Se pudéssemos fazer um teste de paternidade ao género cyberpunk, haveria um ADN a surgir destacado: o autor americano William Gibson foi pioneiro na criação do estilo, com o seu primeiro romance, “Neuromancer”, editado em 1984. Aí delineou alguns dos atributos-chave deste subgénero da ficção científica: marginais e alta tecnologia, desigualdade social e opressivas corporações, paisagens urbanas banhadas em reflexos de néon, cínicos anti-heróis e femmes fatales cibernéticas sempre de faca na liga.
“O Periférico” (Saída de Emergência, 2019), é a mais recente incursão de Gibson a este universo. A acção segue dois protagonistas em dois tempos diferentes: a irrequieta Flynne Fisher vive no Alabama rural, cerca de uma década e meia no futuro; Wilf Netherton, por seu lado, vive 70 anos mais à frente, numa Londres pós-apocalíptica, marcada por um evento catastrófico em slow motion conhecido como o Jackpot: as alterações climáticas, aliadas a um sortido de maleitas e doenças, deixaram a Terra quase despovoada, governada por multinacionais, oligarcas e outros poderes obscuros.
A Londres de Wilf é enigmática, repleta de tecnologias esotéricas, aterradoras geishas robotizadas, tatuagens em movimento e nano-montadores assassinos (será melhor chamar-lhes desmontadores?). Há ainda um próspero negócio de aluguer de periféricos, ou seja, corpos que podemos habitar à distância.
Já o mundo de Flynne é o nosso mundo, ligeiramente mais futurista. É uma América degradada, onde não há empregos de jeito para além da manufactura ilegal de drogas ou Mcjobs em lojinhas de impressão 3D. O irmão de Flynne, o ex-marine Burton, pede-lhe um dia para fazer o turno dele num suposto jogo de computador – neste mundo é vulgar os milionários pagarem a outros para jogarem por si.
O trabalho parece simples: pilotar um drone de segurança e manter afastados outros drones-paparazzi de uma festa que decorre num arranha-céus. É então que Flynne testemunha o assassinato de uma mulher numa varanda – a vítima é atacada por nano-assassinos, dir-se-iam mini moto-serras voadoras, que a consomem de dentro para fora até sobrar só a roupa. A seu lado Flynne vê um homem, cúmplice do ataque.
A jogadora despreza o sucedido como “mais um jogo macabro”, mas vem a saber que o que aconteceu pode ser mais real do que imaginara. É nessa altura que Wilf Netherton a contacta. O relações-públicas trabalha para a irmã da vítima, uma artista de performance/diplomata/estrela de reality-show. Se a história parece um pouco confusa, é porque é mesmo: durante os primeiros capítulos andamos às aranhas para perceber o que se passa. Só a meio do livro começamos a orientar-nos nestes estranhos mundos.
Netherton procura o homem que Flynne viu na varanda, peão de uma cabala com ligações ao mais alto nível. Usando um corpo artificial – um periférico -, Flynne consegue saltar entre passado e futuro para ajudar a resolver o crime. Mas rapidamente percebe que o que viu lhe pintou um enorme alvo nas costas.

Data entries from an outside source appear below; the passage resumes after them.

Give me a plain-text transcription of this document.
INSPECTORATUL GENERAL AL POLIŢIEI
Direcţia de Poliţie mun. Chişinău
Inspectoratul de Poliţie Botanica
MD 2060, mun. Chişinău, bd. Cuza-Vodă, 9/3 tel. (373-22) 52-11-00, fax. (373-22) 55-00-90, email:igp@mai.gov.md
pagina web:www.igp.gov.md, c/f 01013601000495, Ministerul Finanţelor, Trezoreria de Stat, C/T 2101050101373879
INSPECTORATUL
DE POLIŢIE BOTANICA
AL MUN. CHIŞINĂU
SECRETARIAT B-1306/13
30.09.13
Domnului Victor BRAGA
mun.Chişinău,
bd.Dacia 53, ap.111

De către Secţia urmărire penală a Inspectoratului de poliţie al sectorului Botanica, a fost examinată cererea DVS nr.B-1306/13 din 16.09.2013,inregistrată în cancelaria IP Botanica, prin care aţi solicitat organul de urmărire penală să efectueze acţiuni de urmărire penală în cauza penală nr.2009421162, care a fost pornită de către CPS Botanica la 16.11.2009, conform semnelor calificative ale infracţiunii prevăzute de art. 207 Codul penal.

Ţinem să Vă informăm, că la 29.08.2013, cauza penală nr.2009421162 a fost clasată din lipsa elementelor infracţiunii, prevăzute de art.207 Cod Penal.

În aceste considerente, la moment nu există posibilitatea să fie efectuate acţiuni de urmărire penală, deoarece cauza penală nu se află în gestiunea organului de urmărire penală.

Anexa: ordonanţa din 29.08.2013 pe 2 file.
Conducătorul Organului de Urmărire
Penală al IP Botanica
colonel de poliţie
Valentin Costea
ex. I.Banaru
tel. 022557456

Gibson tem uma imaginação detalhadamente complexa, e apresenta neste livro conceitos muito originais – os periféricos, as “chancelas” (espécie de telemóveis comandados por um íman na ponta da língua), os Medici (pequenas geringonças que servem de hospitais, curando até os ferimentos mais graves) e muitos outros artefactos. A escrita é tremendamente visual, e há personagens que dariam “bonecos” fabulosos no ecrã – parece que a Amazon já está a preparar uma série baseada neste livro, pelos mesmos criadores de Westworld.
Ainda que a estrutura lembre a de um policial noir, a história é por vezes difícil de acompanhar, principalmente no início, devido a uma profusão de capítulos curtos e não-lineares, com muitas personagens em tempos e pontos de vista distintos. Ainda assim, os universos desenhados pelo autor são fascinantes e imersivos, o que faz com que esta viagem no tempo valha muito a pena.